On mentionnera également, dans cette troisième et dernière partie, l’édition princeps et la traduction par Antoine Calvet et Joël Blanchard du »Prologus« de l’»Oratio Tragedica« écrite par Mézières au même moment que le »Songe du vieux pèlerin«, à la fin de l’année 1389: l’édition de ce prologue prélude à l’édition complète du texte, annoncée par les éditeurs. Le prologue présente les six parties qui composent l’»Oratio Tragedica« (et notamment le troisième chapitre introduisant la figure du Christ apothicaire) mais il suscite également l’intérêt par les traits biographiques que Mézières livre de lui-même et de ses pérégrinations à travers le monde. Comme le mentionne Calvet dans sa présentation, ce texte nourri de méditations de Bernard de Clairvaux, de Grégoire et d’Augustin, participe aussi de la devotio moderna. À cet égard, la tabula provenant d’un couvent des chartreux, parvenue entre les mains du Célestin (§ 19) et suscitant sa méditation, nous paraît désigner, plutôt qu’un »écrit«, un tableau représentant les arma Christi, thème étudié entre autres par Jeffrey H. Hamburger ou Georges Didi-Huberman: le tableau étant à la fois source et horizon d’une écriture placée sous le signe de la cumpunctio et mobilisant tout une rhétorique effusive de l’enargeia.
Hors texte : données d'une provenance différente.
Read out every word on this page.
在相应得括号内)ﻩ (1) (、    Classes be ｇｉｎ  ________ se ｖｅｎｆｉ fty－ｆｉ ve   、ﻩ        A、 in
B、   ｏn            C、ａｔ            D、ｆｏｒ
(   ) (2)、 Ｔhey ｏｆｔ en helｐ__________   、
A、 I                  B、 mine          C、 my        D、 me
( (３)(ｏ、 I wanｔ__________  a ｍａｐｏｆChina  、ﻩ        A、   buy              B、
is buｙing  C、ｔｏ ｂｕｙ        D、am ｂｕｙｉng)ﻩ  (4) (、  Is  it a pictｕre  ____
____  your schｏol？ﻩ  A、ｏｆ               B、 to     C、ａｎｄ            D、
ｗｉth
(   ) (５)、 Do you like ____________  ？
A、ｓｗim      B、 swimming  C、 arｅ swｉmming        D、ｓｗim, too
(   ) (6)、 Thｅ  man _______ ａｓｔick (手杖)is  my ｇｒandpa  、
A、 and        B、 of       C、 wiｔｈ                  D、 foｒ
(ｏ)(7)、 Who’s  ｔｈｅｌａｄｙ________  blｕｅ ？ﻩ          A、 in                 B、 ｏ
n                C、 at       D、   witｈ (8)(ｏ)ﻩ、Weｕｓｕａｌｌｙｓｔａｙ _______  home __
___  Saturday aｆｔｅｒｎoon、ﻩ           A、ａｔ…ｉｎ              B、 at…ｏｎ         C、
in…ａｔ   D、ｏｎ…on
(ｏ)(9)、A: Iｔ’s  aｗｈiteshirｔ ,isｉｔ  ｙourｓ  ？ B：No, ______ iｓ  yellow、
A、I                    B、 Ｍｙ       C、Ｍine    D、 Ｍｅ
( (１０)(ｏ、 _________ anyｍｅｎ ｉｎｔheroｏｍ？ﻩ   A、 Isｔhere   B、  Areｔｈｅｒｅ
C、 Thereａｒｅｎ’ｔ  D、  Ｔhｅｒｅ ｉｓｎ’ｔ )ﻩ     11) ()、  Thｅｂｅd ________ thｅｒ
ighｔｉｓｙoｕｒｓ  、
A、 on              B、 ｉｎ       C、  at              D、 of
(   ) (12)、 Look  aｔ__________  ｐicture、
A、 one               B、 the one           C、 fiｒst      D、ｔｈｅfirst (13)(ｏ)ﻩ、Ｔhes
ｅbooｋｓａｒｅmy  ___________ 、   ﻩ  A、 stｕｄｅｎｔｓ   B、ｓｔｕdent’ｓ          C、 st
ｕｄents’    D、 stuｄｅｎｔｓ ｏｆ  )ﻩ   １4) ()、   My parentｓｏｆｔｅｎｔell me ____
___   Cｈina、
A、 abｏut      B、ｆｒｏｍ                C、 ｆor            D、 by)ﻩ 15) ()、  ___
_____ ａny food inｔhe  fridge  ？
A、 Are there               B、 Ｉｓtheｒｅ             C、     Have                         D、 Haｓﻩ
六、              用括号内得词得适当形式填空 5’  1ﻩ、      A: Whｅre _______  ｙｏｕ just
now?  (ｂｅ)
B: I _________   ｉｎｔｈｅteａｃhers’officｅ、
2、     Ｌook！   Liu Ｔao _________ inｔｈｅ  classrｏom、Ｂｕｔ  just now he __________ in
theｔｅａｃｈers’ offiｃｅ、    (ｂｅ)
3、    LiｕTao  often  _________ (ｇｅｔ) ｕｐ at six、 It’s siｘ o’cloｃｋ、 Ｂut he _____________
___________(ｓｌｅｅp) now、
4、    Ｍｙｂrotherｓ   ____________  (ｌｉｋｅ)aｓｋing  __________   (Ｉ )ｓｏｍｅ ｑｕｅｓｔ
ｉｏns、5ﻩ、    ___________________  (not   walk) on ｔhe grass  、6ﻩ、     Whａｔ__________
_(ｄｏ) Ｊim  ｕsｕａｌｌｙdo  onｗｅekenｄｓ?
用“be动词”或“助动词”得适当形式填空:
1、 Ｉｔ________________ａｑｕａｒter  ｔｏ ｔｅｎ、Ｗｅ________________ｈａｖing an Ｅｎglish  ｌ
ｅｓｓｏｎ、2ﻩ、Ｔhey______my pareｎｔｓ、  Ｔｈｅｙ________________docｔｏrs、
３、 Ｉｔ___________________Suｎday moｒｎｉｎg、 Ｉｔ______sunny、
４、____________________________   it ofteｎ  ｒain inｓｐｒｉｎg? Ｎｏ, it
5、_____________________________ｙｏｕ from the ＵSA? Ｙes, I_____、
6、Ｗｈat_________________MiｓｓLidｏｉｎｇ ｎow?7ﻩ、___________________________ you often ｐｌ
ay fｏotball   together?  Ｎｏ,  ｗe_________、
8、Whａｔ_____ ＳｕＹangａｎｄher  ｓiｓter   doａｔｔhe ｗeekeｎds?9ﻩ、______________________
Si ce volume contient des contributions utiles et importantes, on regrettera néanmoins son manque d’unité, notamment dans la partie centrale enchaînant les approches thématiques et monographies (dont une, par ailleurs passionnante, sur la cartographie selon Opicinus de Canistris, due à Sylvain Piron) qui ne se rattachent qu’incidemment (dans le meilleur des cas) à la figure de Philippe de Mézières. Plus essentiellement, on ne pourra que s’étonner de l’absence d’un contemporain illustre de Mézières, à peine évoqué, qui nous permettrait de dialectiser le modèle d’une »Europe fille de la croisade« avec une tout autre conception, humaniste celle-ci, de l’Europe. Comme le rappelle Benoît Grévin, la question des liens de Mézières avec l’humanisme est parmi les spécialistes sujette à débat et à désaccords. La seule lettre écrite par Pétrarque à Mézières (Seniles, XIII, 2) consécutivement à la mort de Giacomo dei Rossi ne suffit pas à établir une communauté d’esprits entre les deux hommes, malgré l’intérêt du florentin pour la croisade, et il n’est rien de moins cicéronien que le latin de Mézières. Dans une des études les plus intéressantes du recueil (»Géographies rêvées et vécues: les Europes de Philippe de Mézières«), consacrée à l’usage supposé de la cartographie »mémorielle« par Mézières, Hélène Miller rappelle que Paris, dans le »Songe«, est bien »la terre d’élection de la translatio studii et imperii« d’où doit s’amorcer le mouvement de réformation du monde chrétien via la croisade. À cette polarisation du monde selon l’axe Paris-Jérusalem, Pétrarque oppose, dans une de ses lettres bien connues à l’évêque de Lombez Giacomo Colonna (Familiares, IV, 6) une autre polarisation entre Paris, mundi caput et urbium regina, et Rome, nutrix nostri temporis studiorum: il optera on le sait pour la seconde, foyer et horizon de la renaissance humaniste, et se fait couronner sur le Capitole en avril 1341. Peut-être les contours de l’Europe convoquée par Mézières comme on convoque le ban, se dessineraient-ils plus nettement s’ils étaient confrontés à l’idée »européenne« de son especial ami: c’est là affaire d’héritages, culturels et identitaires.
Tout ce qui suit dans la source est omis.